In 2012, Kwan presented the Uncertain Geographic Context Problem (UCGoP), which states that we should not assume a person’s physical or emotional health to be due exclusively to where they live, since each member of a given community takes a different route through the city that exposes him or her to a unique combination of social and environmental stressors. The UCGoP shows that “neighborhoods” are conjured by our collective imagination, and we must dig deeper to understand the health and wellbeing of individuals within them.

For a current research project based in Chicago’s Humboldt Park neighborhood, Kwan and graduate students, including Jue Wang and Lirong Kou, provided resident volunteers with GPS tracking devices, sound level monitors, pollutant sensors, and daily activity diaries to assess how differences in their surroundings might lead to different health outcomes.

“We are combining sensing methodology – our volunteers’ sense of the air, sense of the noise, the pollution, and also their movements; with their handwritten activity diaries, which they use to tell us what they are doing over the course of each day.”

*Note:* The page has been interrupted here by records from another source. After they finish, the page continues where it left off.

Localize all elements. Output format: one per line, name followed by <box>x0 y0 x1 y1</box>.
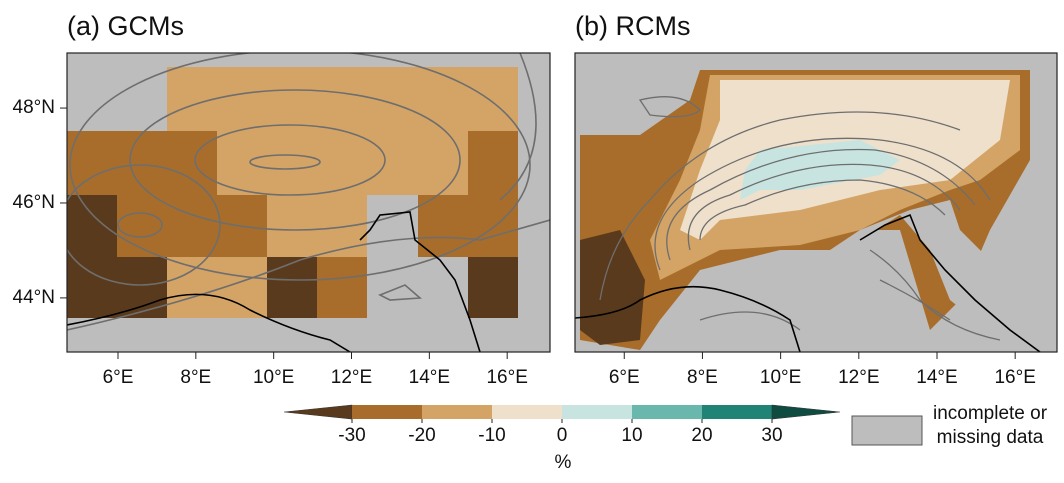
legend-swatch <box>851 415 923 446</box>
colorbar-extension <box>771 404 841 420</box>
colorbar-bin <box>492 405 562 419</box>
x-tick-label: 14°E <box>409 367 450 388</box>
colorbar-unit: % <box>555 452 572 473</box>
x-tick-label: 14°E <box>916 367 957 388</box>
colorbar: -30 -20 -10 0 10 20 30 <box>283 404 841 446</box>
x-tick-label: 6°E <box>103 367 134 388</box>
y-tick-label: 46°N <box>13 192 55 213</box>
colorbar-bin <box>422 405 492 419</box>
panel-title: (b) RCMs <box>575 11 691 41</box>
x-tick-label: 10°E <box>760 367 801 388</box>
y-tick-label: 44°N <box>13 287 55 308</box>
x-tick-label: 12°E <box>838 367 879 388</box>
colorbar-tick-label: 0 <box>557 425 568 446</box>
colorbar-tick-label: -30 <box>338 425 365 446</box>
x-tick-label: 6°E <box>609 367 640 388</box>
colorbar-tick-label: 30 <box>761 425 782 446</box>
colorbar-tick-label: -10 <box>478 425 505 446</box>
colorbar-bin <box>562 405 632 419</box>
colorbar-tick-label: 20 <box>691 425 712 446</box>
colorbar-bin <box>702 405 772 419</box>
colorbar-tick-label: 10 <box>621 425 642 446</box>
colorbar-bin <box>632 405 702 419</box>
x-tick-label: 10°E <box>253 367 294 388</box>
x-tick-label: 12°E <box>331 367 372 388</box>
y-tick-label: 48°N <box>13 97 55 118</box>
x-tick-label: 8°E <box>687 367 718 388</box>
frame <box>574 52 1058 353</box>
rcm-map <box>575 53 1057 352</box>
x-tick-label: 16°E <box>486 367 527 388</box>
colorbar-extension <box>283 404 353 420</box>
legend-label: incomplete or <box>933 403 1048 424</box>
colorbar-bin <box>352 405 422 419</box>
panel-title: (a) GCMs <box>67 11 184 41</box>
legend-label: missing data <box>937 427 1044 448</box>
x-tick-label: 8°E <box>180 367 211 388</box>
x-tick-label: 16°E <box>994 367 1035 388</box>
ticks: (a) GCMs 6°E 8°E 10°E 12°E 14°E 16°E 44°N 46°N 48… <box>13 11 1036 388</box>
colorbar-tick-label: -20 <box>408 425 435 446</box>
gcm-map <box>67 53 550 352</box>
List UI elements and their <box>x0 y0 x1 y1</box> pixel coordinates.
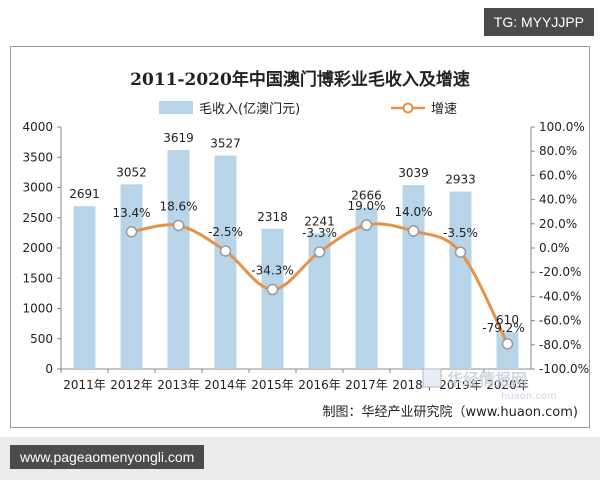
chart-title: 2011-2020年中国澳门博彩业毛收入及增速 <box>130 69 470 90</box>
bar <box>308 233 331 369</box>
y-right-tick-label: -100.0% <box>539 362 589 376</box>
legend-line-label: 增速 <box>431 102 457 117</box>
growth-value-label: 14.0% <box>394 205 432 219</box>
bar-value-label: 3052 <box>116 165 147 179</box>
y-right-tick-label: 0.0% <box>539 241 570 255</box>
x-tick-label: 2017年 <box>345 378 388 392</box>
bar-value-label: 2933 <box>445 173 476 187</box>
bar <box>496 332 519 369</box>
growth-point <box>360 219 373 231</box>
bar-value-label: 2318 <box>257 210 288 224</box>
growth-point <box>125 226 138 238</box>
y-right-tick-label: 40.0% <box>539 193 577 207</box>
y-left-tick-label: 2500 <box>22 211 53 225</box>
growth-value-label: -34.3% <box>251 264 293 278</box>
x-tick-label: 2013年 <box>157 378 200 392</box>
bar-value-label: 3527 <box>210 137 241 151</box>
growth-point <box>313 246 326 258</box>
growth-point <box>407 225 420 237</box>
growth-value-label: -2.5% <box>208 225 243 239</box>
y-left-tick-label: 1000 <box>22 302 53 316</box>
growth-point <box>501 338 514 350</box>
x-tick-label: 2019年 <box>439 378 482 392</box>
growth-value-label: 13.4% <box>112 206 150 220</box>
bar <box>261 228 284 369</box>
x-tick-label: 2014年 <box>204 378 247 392</box>
growth-value-label: -3.3% <box>302 226 337 240</box>
y-left-tick-label: 4000 <box>22 120 53 134</box>
y-left-tick-label: 0 <box>45 362 53 376</box>
growth-value-label: 18.6% <box>159 199 197 213</box>
growth-value-label: 19.0% <box>347 199 385 213</box>
x-tick-label: 2015年 <box>251 378 294 392</box>
y-right-tick-label: -80.0% <box>539 338 581 352</box>
logo-url: huaon.com <box>501 391 557 402</box>
bar <box>355 207 378 369</box>
y-right-tick-label: -60.0% <box>539 314 581 328</box>
bar <box>73 206 96 369</box>
x-tick-label: 2020年 <box>486 378 529 392</box>
bar <box>449 191 472 369</box>
source-note: 制图：华经产业研究院（www.huaon.com) <box>323 405 578 420</box>
x-tick-label: 2016年 <box>298 378 341 392</box>
bar-value-label: 2691 <box>69 187 100 201</box>
bar <box>214 155 237 369</box>
y-right-tick-label: 80.0% <box>539 144 577 158</box>
y-right-tick-label: 60.0% <box>539 168 577 182</box>
y-left-tick-label: 3500 <box>22 150 53 164</box>
bar <box>167 150 190 369</box>
growth-value-label: -79.2% <box>482 321 524 335</box>
x-tick-label: 2011年 <box>63 378 106 392</box>
chart-svg: 2011-2020年中国澳门博彩业毛收入及增速 毛收入(亿澳门元) 增速 0 50… <box>22 69 589 420</box>
y-right-tick-label: -20.0% <box>539 265 581 279</box>
growth-point <box>454 246 467 258</box>
y-left-tick-label: 1500 <box>22 271 53 285</box>
y-right-tick-label: 100.0% <box>539 120 585 134</box>
growth-point <box>219 245 232 257</box>
growth-point <box>172 219 185 232</box>
y-left-tick-label: 3000 <box>22 181 53 195</box>
bar-value-label: 2241 <box>304 214 335 228</box>
bar-value-label: 2666 <box>351 189 382 203</box>
y-right-tick-label: -40.0% <box>539 289 581 303</box>
footer-url: www.pageaomenyongli.com <box>10 445 205 469</box>
growth-value-label: -3.5% <box>443 226 478 240</box>
watermark-tag: TG: MYYJJPP <box>483 8 594 36</box>
footer-bar: www.pageaomenyongli.com <box>0 437 600 480</box>
y-left-tick-label: 2000 <box>22 241 53 255</box>
bar-value-label: 3619 <box>163 131 194 145</box>
chart-frame: 2011-2020年中国澳门博彩业毛收入及增速 毛收入(亿澳门元) 增速 0 50… <box>10 46 590 428</box>
legend-bar-label: 毛收入(亿澳门元) <box>199 101 300 117</box>
legend-line-marker <box>402 102 414 114</box>
x-tick-label: 2012年 <box>110 378 153 392</box>
logo-mark <box>422 368 442 388</box>
legend-bar-swatch <box>159 101 193 114</box>
y-left-tick-label: 500 <box>30 332 53 346</box>
bar-value-label: 610 <box>496 313 519 327</box>
logo-text: 华经情报网 <box>447 370 527 389</box>
bar-value-label: 3039 <box>398 166 429 180</box>
growth-point <box>266 283 279 296</box>
y-right-tick-label: 20.0% <box>539 217 577 231</box>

“It’s easy to just look at their movements using GPS devices, but we also want to know how they feel about the environment, and how their feelings affect their behavior and ultimately their health. As a geographer, I am trying to link all of these factors,” says Kwan.

Kwan and her students are gathering and analyzing this data to illustrate how people’s opportunities and hardships are often shaped by the built environment. This research is changing how we think about urban planning and public health, and is also enabling the next generation of geographic researchers to be creative, and critical of existing methods.

“I would say that the data collection process is life-changing for my volunteers, and also for my graduate students. It has definitely changed their perspective. They can see problems other people face, and also that this work can eventually improve the quality of the community, and the wellbeing of its citizens.”

“We went back and presented our project results and ideas at the community organization that supports the project. In fact, we always try to link our research results to concrete ideas, like how to change housing policy in that community. One major finding is that indoor pollution is more serious than outdoor pollution, which means that housing policy for indoor remediation is important,” said Kwan.

Graduate student Lirong Kou acknowledges the profound changes she has experienced as a researcher, and as a confidant for resident volunteers.

“It is essential for field geographers to care more about our research subjects, to be more aware of their everyday lives, and to understand more about the contextualized information within the data. Now, when I create maps, I start to think more critically, and realize that it is not just about the dots and locations on the map, but they represent a collection of individuals, and their own subjectivity, feelings, and emotions.”

Mei-Po Kwan’s motivation as a geographer has always been to understand the inner workings of communities, and to build trust with individuals within them to encourage new approaches to public health and urban planning.

“If they feel you are only there to gather data, give them a few dollars to take their information and try to publish a paper, then I don’t think they will be eager. They can refuse to share their thoughts and issues, or they will make up fake information. So in every project I do, I try to start by building up trust, and people can see that my major purpose is not to expose or criticize them, but that I’m trying to help them.”

Kwan is just the sixth recipient of the AAG Stanley Brunn Award for Creativity in Geography, which is presented annually at the AAG annual meeting. Previous awardees include renowned urbanist David Harvey; and Michael Goodchild, a lifelong geography educator and researcher who coined the term “geographic information science.”